Filters

The Dice Man Cometh

Thursday, 3 June 2021

Global wine homogeneity is a vexing topic. All over the world, the new documentary Vinomondo claims, winemakers with the same technological approach are using the same grapes, the same yeasts and the same oak chips to make the same wine.

Australians and the big purple monster known as the wine trade are to blame. Not only does the world have more wine to drink than ever before, but it also has more people to sell it.

Faceless wine distribution corporations with big buying power pressure small wine companies to make cheaper wine, increasingly unbranded.
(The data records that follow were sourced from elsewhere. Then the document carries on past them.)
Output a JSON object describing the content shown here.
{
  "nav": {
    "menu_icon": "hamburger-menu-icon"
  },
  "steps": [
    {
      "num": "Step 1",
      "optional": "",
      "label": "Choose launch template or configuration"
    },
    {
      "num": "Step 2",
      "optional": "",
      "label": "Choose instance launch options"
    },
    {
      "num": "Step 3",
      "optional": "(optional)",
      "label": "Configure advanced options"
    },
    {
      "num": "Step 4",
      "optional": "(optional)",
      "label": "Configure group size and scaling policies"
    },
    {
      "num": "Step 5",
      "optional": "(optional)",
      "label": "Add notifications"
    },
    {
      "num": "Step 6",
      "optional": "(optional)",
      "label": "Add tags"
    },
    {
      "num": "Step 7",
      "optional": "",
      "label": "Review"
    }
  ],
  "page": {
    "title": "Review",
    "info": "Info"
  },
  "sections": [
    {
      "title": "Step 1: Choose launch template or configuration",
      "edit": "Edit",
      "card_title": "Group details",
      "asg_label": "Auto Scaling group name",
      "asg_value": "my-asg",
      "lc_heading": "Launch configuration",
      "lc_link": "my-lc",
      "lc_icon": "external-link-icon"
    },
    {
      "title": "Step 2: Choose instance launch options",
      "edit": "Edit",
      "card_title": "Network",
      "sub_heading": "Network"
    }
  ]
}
Big retailers and the wine media are complicit. (When was the last time you read a negative wine review?) But real wine is not dead.

Resistance fighters are emerging - fewer from stranger places or backgrounds than self-confessed revhead Jeremy Holmes, who for the past few years has run a car accessories store in Elizabeth in Adelaide's north, where it's wall-to-wall fluffy dice and eight-ball gear shifter knobs. This is where Jimmy Barnes came from. At the end of a long day, when Holmes red-lines it home to Tanunda in the Barossa Valley, he has one thing on his mind: "high-end booze", the fine wines of Champagne, Chablis, Burgundy and Bordeaux. His description betrays his formative years in the wine business.

A Roseworthy marketing graduate, he has worked in sales and in human resources for such companies as Bridgewater Mill and Yalumba. He's also a partner in a wine import and export business, SATCO, and a family wine label in the Barossa - Mad Dog Wines.

His latest venture is d'or to Door, a mail-list wine sales business that began last November. "I do a lot of travelling to Europe," Holmes says, "and the sorts and the styles of wine that I taste over there are the wines I want to sell here." The tall, jovial Holmes adds an important caveat: "They're also wines I drink. I'm not interested in selling wine that I haven't been able to enjoy with a meal."

He is keen on what he terms QPR (no, he is not a Queens Park Rangers supporter). This, he reckons, stands for quality price rapport. Lovely word, rapport, very wine and very posh. "I'm working on small margins but I don't have the overheads. I have to sell wine that over-delivers. Wines get found out once they hit the world of retail, so I want to make sure the booze I'm selling is good value." At this stage d'or to Door's wines come from distributors that supply most of Australia with its imported wine.

Holmes's prices are very reasonable, however. William Fevre Petit Chablis 2002 at $26 is well below most fine wine stores' price. He says the importers are happy to supply him because they are keen to find new ways to market and that his prices are low because he can get the best out of them.

That's the wine business background coming into play with perhaps a touch of the Elizabeth car accessories store haggle. "The initial response has been great," he says. "And the suppliers and the list won't stay the same. I'm back to Burgundy and Spain later this year and I'm keen to bring in some of my own discoveries."